Here are highlights of bills taking effect Jan. 1:
HB 7013: The law — quietly signed by Scott before heading to Chile for a trade mission in May — is aimed at cleaning up voting problems that plagued parts of the state during the November 2012 elections.
The law allows up to 14 days for early voting, though local supervisors could remain at the current eight days, and allows for more flexibility with early voting sites. It would limit the length of some ballot summaries for constitutional amendments.
And it would dissolve a committee that sets the date of the presidential primary and instead requires that vote be held on the first Tuesday that complies with party rules. Both Republican and Democratic delegations to national conventions have lost members over the last several years as Florida vied for earlier primary dates.

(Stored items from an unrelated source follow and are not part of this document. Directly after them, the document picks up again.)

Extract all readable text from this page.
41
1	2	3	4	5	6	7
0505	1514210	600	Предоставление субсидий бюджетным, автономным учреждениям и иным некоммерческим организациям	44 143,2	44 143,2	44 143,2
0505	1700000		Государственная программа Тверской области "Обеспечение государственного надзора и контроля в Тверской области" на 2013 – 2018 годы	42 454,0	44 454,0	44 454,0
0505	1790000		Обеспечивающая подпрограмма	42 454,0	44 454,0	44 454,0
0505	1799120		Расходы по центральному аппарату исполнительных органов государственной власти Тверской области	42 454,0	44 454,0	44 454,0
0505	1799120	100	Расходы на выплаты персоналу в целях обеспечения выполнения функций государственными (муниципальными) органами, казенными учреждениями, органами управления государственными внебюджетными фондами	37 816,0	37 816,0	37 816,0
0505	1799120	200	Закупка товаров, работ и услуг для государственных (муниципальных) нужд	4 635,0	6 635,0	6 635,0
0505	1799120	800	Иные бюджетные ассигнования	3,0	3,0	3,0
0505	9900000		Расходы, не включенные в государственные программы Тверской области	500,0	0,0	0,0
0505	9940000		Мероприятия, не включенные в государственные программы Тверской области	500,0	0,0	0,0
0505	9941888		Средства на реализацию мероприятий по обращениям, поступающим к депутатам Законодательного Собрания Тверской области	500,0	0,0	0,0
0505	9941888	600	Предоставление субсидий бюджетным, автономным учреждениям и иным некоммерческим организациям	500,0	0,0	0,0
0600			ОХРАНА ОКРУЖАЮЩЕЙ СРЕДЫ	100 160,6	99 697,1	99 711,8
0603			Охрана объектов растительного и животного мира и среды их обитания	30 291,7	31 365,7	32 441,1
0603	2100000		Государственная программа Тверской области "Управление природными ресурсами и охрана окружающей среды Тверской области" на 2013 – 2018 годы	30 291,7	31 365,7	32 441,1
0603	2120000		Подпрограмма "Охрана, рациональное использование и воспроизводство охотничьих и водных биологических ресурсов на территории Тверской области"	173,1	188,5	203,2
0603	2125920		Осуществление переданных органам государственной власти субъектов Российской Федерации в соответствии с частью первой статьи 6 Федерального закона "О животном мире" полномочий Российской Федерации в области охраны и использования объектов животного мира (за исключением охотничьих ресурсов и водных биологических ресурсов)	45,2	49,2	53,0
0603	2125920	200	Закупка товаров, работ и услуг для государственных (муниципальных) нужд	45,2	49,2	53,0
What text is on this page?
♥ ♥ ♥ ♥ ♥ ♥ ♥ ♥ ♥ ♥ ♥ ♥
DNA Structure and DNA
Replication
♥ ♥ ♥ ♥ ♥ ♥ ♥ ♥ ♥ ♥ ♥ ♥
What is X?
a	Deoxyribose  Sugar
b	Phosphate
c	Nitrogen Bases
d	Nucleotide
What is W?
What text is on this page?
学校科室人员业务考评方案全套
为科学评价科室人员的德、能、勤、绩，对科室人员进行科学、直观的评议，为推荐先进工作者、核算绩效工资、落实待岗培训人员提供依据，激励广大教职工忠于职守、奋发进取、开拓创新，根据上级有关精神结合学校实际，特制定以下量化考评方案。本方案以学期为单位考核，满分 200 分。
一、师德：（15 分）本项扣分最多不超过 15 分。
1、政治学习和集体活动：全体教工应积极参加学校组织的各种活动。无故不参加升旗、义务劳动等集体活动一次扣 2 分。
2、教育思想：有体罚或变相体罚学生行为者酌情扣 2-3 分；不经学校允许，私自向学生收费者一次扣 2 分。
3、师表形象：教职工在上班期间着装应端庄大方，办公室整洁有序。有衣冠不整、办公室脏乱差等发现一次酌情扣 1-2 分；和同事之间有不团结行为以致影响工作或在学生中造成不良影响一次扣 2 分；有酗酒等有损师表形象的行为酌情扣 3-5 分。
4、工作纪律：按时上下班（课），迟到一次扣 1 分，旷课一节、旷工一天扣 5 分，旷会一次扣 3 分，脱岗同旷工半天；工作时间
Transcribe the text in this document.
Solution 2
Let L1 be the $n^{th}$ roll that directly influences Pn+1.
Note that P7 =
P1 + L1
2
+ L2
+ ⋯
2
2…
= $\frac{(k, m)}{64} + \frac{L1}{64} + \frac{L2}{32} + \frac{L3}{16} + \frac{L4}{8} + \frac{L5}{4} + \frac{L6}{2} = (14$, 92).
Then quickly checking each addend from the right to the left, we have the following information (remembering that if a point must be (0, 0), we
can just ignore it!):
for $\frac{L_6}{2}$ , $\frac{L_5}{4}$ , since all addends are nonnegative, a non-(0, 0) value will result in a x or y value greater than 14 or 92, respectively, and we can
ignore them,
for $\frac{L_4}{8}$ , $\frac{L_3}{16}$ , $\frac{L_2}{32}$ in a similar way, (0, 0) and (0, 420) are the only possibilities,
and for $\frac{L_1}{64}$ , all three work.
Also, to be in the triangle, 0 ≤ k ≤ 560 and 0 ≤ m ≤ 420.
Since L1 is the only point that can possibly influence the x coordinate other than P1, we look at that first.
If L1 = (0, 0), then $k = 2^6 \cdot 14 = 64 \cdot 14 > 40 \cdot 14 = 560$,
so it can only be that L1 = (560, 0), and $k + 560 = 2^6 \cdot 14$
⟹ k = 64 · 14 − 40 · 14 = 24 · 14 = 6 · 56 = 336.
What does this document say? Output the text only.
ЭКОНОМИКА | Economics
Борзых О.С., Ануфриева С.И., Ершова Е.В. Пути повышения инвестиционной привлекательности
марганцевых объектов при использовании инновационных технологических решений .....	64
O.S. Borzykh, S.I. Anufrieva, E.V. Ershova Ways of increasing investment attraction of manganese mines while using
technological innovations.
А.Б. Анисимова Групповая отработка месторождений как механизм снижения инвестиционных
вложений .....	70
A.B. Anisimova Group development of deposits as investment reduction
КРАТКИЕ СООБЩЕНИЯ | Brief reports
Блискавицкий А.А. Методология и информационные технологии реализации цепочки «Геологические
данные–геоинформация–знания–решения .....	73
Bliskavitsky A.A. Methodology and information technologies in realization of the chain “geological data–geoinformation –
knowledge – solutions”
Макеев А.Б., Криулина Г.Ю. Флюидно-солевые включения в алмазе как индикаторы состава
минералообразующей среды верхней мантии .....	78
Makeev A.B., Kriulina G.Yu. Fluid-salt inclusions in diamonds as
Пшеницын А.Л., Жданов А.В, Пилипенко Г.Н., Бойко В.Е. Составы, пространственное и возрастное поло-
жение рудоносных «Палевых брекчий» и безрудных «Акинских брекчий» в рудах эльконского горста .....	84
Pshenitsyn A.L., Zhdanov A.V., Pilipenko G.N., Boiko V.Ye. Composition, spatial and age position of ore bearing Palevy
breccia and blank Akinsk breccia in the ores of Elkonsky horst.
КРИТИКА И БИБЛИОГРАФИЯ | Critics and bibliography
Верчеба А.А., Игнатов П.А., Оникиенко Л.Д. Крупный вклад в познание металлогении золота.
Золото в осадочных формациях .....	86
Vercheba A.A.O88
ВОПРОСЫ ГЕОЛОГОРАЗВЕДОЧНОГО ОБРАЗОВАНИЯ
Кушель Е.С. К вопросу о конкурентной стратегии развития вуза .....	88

HB 1325 and HB 1327: The measures establish a legal process for human-trafficking victims to get their criminal records expunged — typically for prostitution charges.
The new laws only apply to crimes committed while the victims were being forced, threatened or coerced.
The measures ran through the Legislature as companions to a bill (HB 7005) that prevents the operation of massage establishments between midnight and 5 a.m. That bill –– which has exceptions for businesses that might offer massage services –– became law Oct. 1.
HB 579: This measure exempts natural gas from the state fuel tax for five years, provides an incentive for companies to expand their fleet of natural gas vehicles and, starting in 2019, establishes a fuel-tax structure for natural gas that is similar to that for diesel fuel.
The Natural Gas Fuel Fleet Vehicle Rebate Program offers rebates of up to 50 percent of the costs of converting certain vehicles to natural gas-powered vehicles. An applicant would be eligible to receive a maximum rebate of $25,000 per vehicle, up to a total of $250,000 per year.
The bill also requires any person selling natural gas fuel at retail in Florida to obtain a license from the Department of Revenue.
SB 1036: This law gives young adults the option to stay in foster care until age 21. Those in the foster care system would be allowed to remain in the program past the age of 18 if they are completing high school, postsecondary or vocational educations, participating in job-training programs, working at least 80 hours per month or are unable to participate due to disabilities.
The bill analysis concluded that it wouldn't cost more to allow children to stay in the system until 21 because youths who age out of foster care often end up homeless, jobless or in jail.